More recent CPU ABI's provide alternative operations than simple lock whatever.
Jeffr, from FreeBSD (author of many internal kernel components), discusses monitor and mwait, 2 instructions added for SSE3, where in a simple test case identified an improvement of 20%. He later postulates;
So this is now the first stage in the
adaptive algorithm, we spin a while,
then sleep at a high power state, and
then sleep at a low power state
depending on load.
...
In most cases we're still idling in
hlt as well, so there should be no
negative effect on power. In fact, it
wastes a lot of time and energy to
enter and exit the idle states so it
might improve power under load by
reducing the total cpu time required.
I wonder what would be the effect of using pause instead of hlt.
From Intel's TBB;
ALIGN 8
PUBLIC __TBB_machine_pause
__TBB_machine_pause:
L1:
dw 090f3H; pause
add ecx,-1
jne L1
ret
end
Art of Assembly also uses syncronization w/o the use of lock prefix or xchg. I haven't read that book in a while and won't speak directly to it's applicability in a user-land protected mode SMP context, but it's worth a look.
Good luck!
If the shmid has some type other than volatile sig_atomic_t then you can be pretty sure that separate threads will get in trouble even on the very same CPU. If the type is volatile sig_atomic_t then you can't be quite as sure, but you still might get lucky because multithreading can do more interleaving than signals can do.
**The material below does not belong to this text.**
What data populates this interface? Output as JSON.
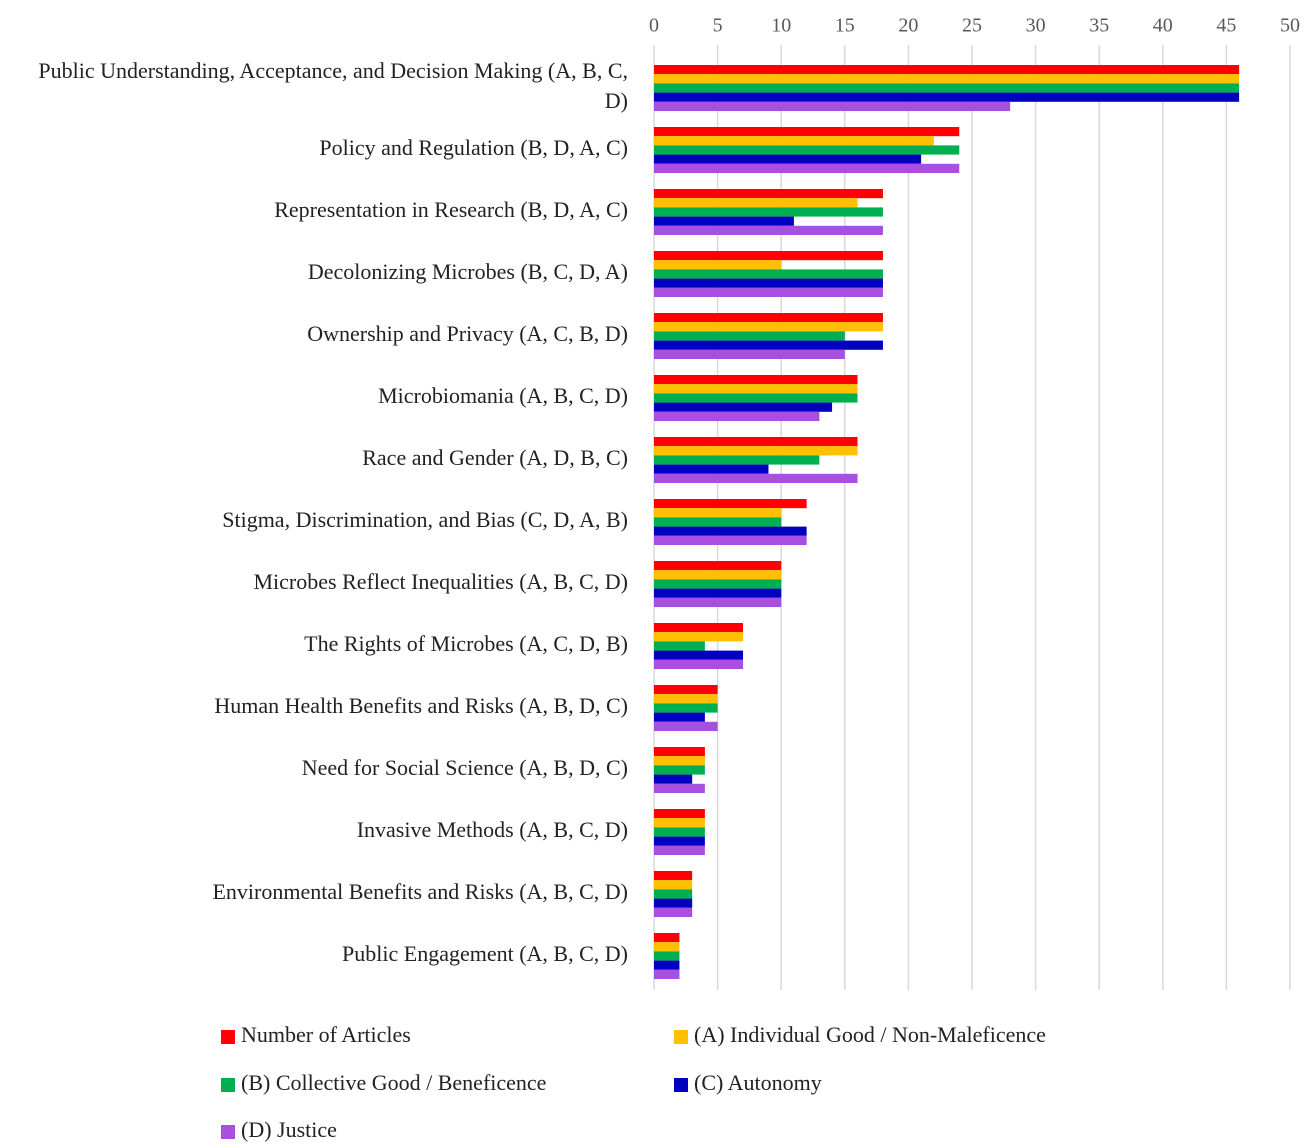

If the shmid crosses cache lines (partly in one cache line and partly in another) then while the writing cpu is writing you sure find a reading cpu reading part of the new value and part of the old value.
This is exactly why instructions like "compare and swap" were invented.
Sounds like you need a Reader-Writer Lock : http://en.wikipedia.org/wiki/Readers-writer_lock.
The answer is - it's absolutely safe to do reads and writes simultaneously.
It is clear that the shm mechanism
provides bare-bones tools for the
user. All access control must be taken
care of by the programmer. Locking and
synchronization is being kindly
provided by the kernel, this means the
user have less worries about race
conditions. Note that this model
provides only a symmetric way of
sharing data between processes. If a
process wishes to notify another
process that new data has been
inserted to the shared memory, it will
have to use signals, message queues,
pipes, sockets, or other types of IPC.
From Shared Memory in Linux article.
The latest Linux shm implementation just uses copy_to_user and copy_from_user calls, which are synchronised with memory bus internally.